On February 21, 1888, Vincent van Gogh arrived in Arles from Paris, to be greeted by snow and a bitter Mistral wind. Within a year, he painted such canvases as The Sunflowers, Van Gogh’s Chair, The Red Vines and The Sower. He always lived near the station, staying first at the Hotel Carrel, 30 rue de la Cavalarie, then the Café de la Gare, and finally the so-called “Yellow House”, at 2 place Lamartine.

Van Gogh found few kindred souls in Arles, but managed to persuade Paul Gauguin to join him in October. Their relationship soured when the November weather forced them to spend more time indoors. Precisely what transpired on December 23, 1888 may never be known.

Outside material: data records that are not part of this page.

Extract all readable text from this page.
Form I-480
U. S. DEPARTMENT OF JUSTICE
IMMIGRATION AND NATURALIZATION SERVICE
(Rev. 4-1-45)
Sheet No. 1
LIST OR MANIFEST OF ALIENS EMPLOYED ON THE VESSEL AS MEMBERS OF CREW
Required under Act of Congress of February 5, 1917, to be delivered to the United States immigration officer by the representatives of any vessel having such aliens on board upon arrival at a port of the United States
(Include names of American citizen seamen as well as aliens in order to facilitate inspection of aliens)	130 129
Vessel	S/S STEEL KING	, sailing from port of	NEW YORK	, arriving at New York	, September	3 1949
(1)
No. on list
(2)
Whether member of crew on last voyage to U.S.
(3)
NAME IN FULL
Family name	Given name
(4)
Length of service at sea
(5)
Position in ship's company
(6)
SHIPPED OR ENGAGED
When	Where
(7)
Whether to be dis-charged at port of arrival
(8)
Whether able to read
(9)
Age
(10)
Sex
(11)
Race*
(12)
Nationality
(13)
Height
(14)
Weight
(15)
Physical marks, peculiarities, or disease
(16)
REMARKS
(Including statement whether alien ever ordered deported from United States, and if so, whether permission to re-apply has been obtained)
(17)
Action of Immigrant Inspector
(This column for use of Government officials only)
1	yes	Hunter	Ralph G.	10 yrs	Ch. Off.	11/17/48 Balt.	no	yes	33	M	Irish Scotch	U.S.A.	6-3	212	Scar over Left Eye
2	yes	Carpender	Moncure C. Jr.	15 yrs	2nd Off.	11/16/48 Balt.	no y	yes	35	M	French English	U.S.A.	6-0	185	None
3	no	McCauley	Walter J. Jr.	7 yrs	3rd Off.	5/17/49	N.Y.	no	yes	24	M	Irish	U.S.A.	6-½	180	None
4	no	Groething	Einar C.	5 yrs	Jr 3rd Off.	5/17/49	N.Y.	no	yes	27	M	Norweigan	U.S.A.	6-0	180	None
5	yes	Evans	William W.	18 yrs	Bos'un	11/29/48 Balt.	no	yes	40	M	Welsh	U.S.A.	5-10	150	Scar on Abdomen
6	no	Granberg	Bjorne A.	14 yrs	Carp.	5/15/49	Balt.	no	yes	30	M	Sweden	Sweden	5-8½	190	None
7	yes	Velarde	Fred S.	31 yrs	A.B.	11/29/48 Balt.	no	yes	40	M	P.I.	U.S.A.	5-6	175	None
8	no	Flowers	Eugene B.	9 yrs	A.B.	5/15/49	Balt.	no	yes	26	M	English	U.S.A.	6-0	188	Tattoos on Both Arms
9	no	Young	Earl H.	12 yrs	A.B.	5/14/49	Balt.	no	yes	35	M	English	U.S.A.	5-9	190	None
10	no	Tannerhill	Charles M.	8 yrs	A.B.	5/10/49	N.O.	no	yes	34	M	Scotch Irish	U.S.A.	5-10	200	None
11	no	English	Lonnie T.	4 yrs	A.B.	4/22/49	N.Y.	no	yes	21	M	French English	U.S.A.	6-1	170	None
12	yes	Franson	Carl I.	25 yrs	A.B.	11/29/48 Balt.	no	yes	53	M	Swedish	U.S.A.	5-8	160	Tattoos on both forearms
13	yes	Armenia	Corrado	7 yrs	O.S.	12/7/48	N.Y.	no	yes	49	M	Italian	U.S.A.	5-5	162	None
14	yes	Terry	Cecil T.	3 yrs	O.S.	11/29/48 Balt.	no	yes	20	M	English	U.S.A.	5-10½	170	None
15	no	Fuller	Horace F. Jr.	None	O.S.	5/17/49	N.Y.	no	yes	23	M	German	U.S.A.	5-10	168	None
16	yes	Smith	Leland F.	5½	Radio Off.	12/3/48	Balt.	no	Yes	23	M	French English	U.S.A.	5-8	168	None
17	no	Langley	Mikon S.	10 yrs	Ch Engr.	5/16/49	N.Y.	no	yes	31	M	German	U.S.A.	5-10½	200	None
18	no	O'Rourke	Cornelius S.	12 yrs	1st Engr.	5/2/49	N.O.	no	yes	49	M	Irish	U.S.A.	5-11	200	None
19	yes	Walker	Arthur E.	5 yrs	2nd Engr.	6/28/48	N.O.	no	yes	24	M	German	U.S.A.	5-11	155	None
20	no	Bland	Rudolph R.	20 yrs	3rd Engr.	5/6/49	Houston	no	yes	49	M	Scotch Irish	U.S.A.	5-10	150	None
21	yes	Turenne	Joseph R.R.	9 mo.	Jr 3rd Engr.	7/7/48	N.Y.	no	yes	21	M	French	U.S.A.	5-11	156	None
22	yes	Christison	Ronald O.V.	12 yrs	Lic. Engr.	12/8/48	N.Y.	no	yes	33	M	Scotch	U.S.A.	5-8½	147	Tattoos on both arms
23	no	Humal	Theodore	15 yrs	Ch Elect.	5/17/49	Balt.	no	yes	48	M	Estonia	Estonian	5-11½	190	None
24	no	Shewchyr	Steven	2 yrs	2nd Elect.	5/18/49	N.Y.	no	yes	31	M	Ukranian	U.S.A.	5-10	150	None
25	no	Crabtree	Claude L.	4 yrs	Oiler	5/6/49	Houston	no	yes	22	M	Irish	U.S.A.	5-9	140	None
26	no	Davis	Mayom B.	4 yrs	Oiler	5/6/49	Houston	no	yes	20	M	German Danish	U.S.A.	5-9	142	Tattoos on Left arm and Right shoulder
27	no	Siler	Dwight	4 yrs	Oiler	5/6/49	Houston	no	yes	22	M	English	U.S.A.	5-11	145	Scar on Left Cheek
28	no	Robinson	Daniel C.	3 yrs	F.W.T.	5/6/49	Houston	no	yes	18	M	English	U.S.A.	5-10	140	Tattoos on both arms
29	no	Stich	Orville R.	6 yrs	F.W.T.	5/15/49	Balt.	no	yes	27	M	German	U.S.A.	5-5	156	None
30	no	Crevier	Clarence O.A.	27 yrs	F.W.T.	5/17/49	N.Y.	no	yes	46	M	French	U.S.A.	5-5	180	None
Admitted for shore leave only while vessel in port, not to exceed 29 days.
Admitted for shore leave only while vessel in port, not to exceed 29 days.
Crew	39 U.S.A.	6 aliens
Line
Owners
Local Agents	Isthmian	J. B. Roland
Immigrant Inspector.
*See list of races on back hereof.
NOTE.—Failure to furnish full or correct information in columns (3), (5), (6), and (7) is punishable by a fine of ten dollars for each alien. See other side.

According to Gauguin, Van Gogh, feeling threatened by his friend’s possible departure, attacked first Gauguin and then himself. He cut off the lower part of his left ear, wrapped it in newspaper, and handed it to a prostitute. Gauguin duly left Arles, and although Vincent’s wound soon healed, his mental health swiftly deteriorated. In response to a petition from thirty of his neighbours, he was packed off to the Hôtel-Dieu hospital, from where he moved on to St-Rémy.

None of Van Gogh’s paintings remains in Arles, and the Yellow House was destroyed by World War II bombing. Vestiges of the city that he knew survive, however. Behind the Réattu museum, lanterns line the river wall where he’d wander, wearing candles on his hat, watching the night-time light: The Starry Night shows the Rhône at Arles, while the distinctive Pont Langlois drawbridge survives on the southern edge of town. The Hôtel-Dieu hospital itself, on rue du Président-Wilson, is now the Espace Van Gogh, housing a bookshop and a salon de thé.

The Fondation Vincent van Gogh runs a gallery at 33 rue du Dr-Fanton. It owns no works by Van Gogh, however; instead, changing exhibitions by contemporary artists explore themes associated with the celebrated artist.